There’s a beautiful continuity between the Old and New Testaments in our Advent readings. We see it today – Wednesday in Advent’s first week – between the Prophet Isaiah and the Gospel of Matthew.
Wiping away the tears from all faces, God will provide a feast of rich food and choice wines on his holy mountain, Isaiah promises. (Isaiah 25: 6-10)
Going up a mountain Jesus teaches, then “wipes away the tears from all faces,” Matthew’s Gospel says. “Great crowds came to him, having with them the lame, the blind, the deformed, the mute, and many others. They placed them at his feet, and he cured them.”

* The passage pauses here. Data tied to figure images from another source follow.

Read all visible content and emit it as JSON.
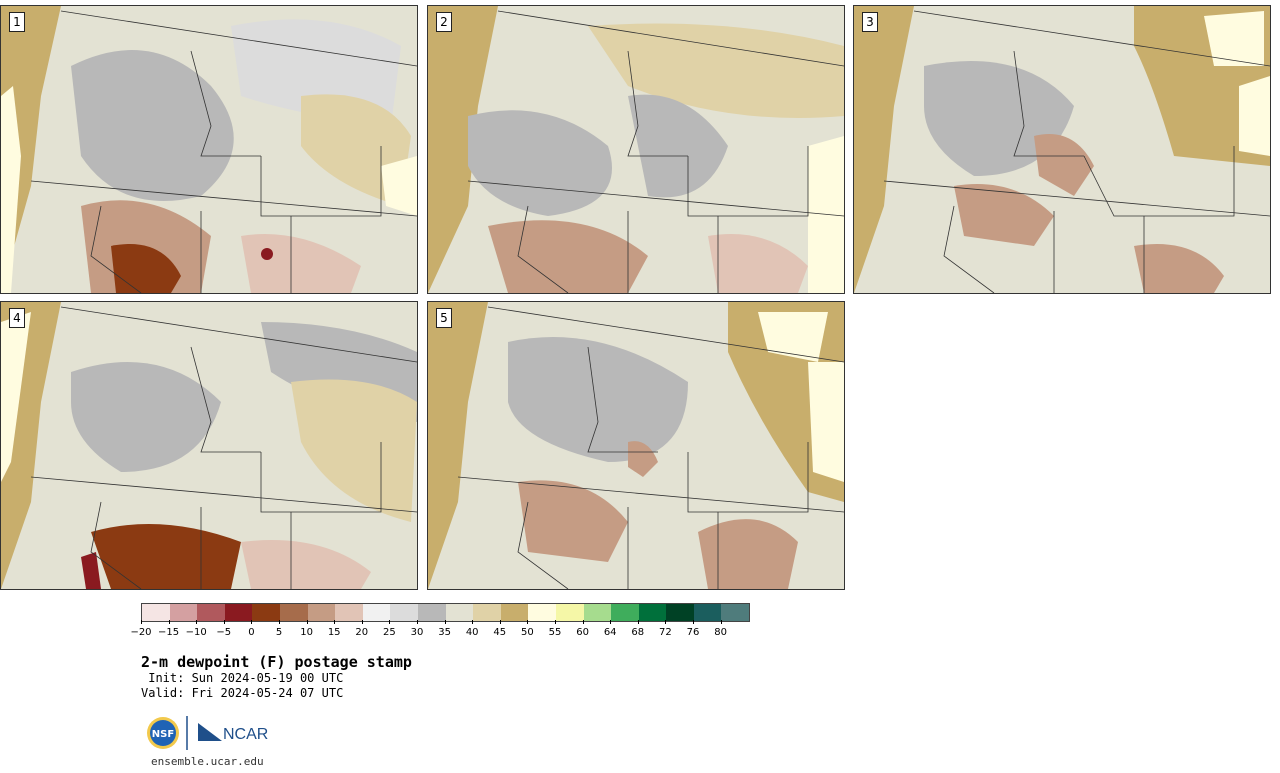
{
  "panels": [
    {
      "label": "1"
    },
    {
      "label": "2"
    },
    {
      "label": "3"
    },
    {
      "label": "4"
    },
    {
      "label": "5"
    }
  ],
  "colorbar": {
    "colors": [
      "#f5e5e4",
      "#d4a0a1",
      "#b0595d",
      "#8a1a20",
      "#8b3a12",
      "#a66c4b",
      "#c59c84",
      "#e1c4b6",
      "#f1f1f1",
      "#dcdcdc",
      "#b8b8b8",
      "#e3e2d3",
      "#e0d2a7",
      "#c8ae6c",
      "#fffce0",
      "#f5f7a7",
      "#a6dc8e",
      "#3fad5c",
      "#00703b",
      "#004125",
      "#1b5e5e",
      "#4f7c7c"
    ],
    "ticks": [
      "−20",
      "−15",
      "−10",
      "−5",
      "0",
      "5",
      "10",
      "15",
      "20",
      "25",
      "30",
      "35",
      "40",
      "45",
      "50",
      "55",
      "60",
      "64",
      "68",
      "72",
      "76",
      "80"
    ]
  },
  "title": "2-m dewpoint (F) postage stamp",
  "init": " Init: Sun 2024-05-19 00 UTC",
  "valid": "Valid: Fri 2024-05-24 07 UTC",
  "logo": {
    "nsf": "NSF",
    "ncar": "NCAR"
  },
  "url": "ensemble.ucar.edu"
}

Then Jesus feeds them all from 7 loaves of bread and a few fish. It’s not a ration to keep them till they get home. It’s a banquet providing more than enough – there are leftovers. ( Matthew 15: 32-38 )
For Isaiah and Matthew the mountain is a symbolic place. All nations will stream toward it, Isaiah announces. “Great crowds” come to it, Matthew says. The mountain is a place for a feast.
“All nations,” “great crowds” are called to share in God’s feast. Is that a future feast, or is it for all nations and great crowds now? We say in the Lord’s prayer, “Thy kingdom come, thy will be done, on earth as it is in heaven.” Even now, on earth, God’s wills his kingdom come. We share in having his kingdom come.
What should we do? How can we beat swords into plowshares and spears into pruning hooks today? Can we work to destroy weapons of mass destruction and seek ways to disarm? Realists, like Ahaz, King of Judea, who questioned Isaiah’s promises, would say it can’t be done.
In a world where wealthy nations discriminate against poorer nations is it possible for all nations be fed? How can we bring all to share the fruits of the earth? And how can we care that the earth itself be respected for the common good?
In Advent we hear words from the past, but they point to the present and the future. We’re called to bring about God’s kingdom now, on earth as it is in heaven.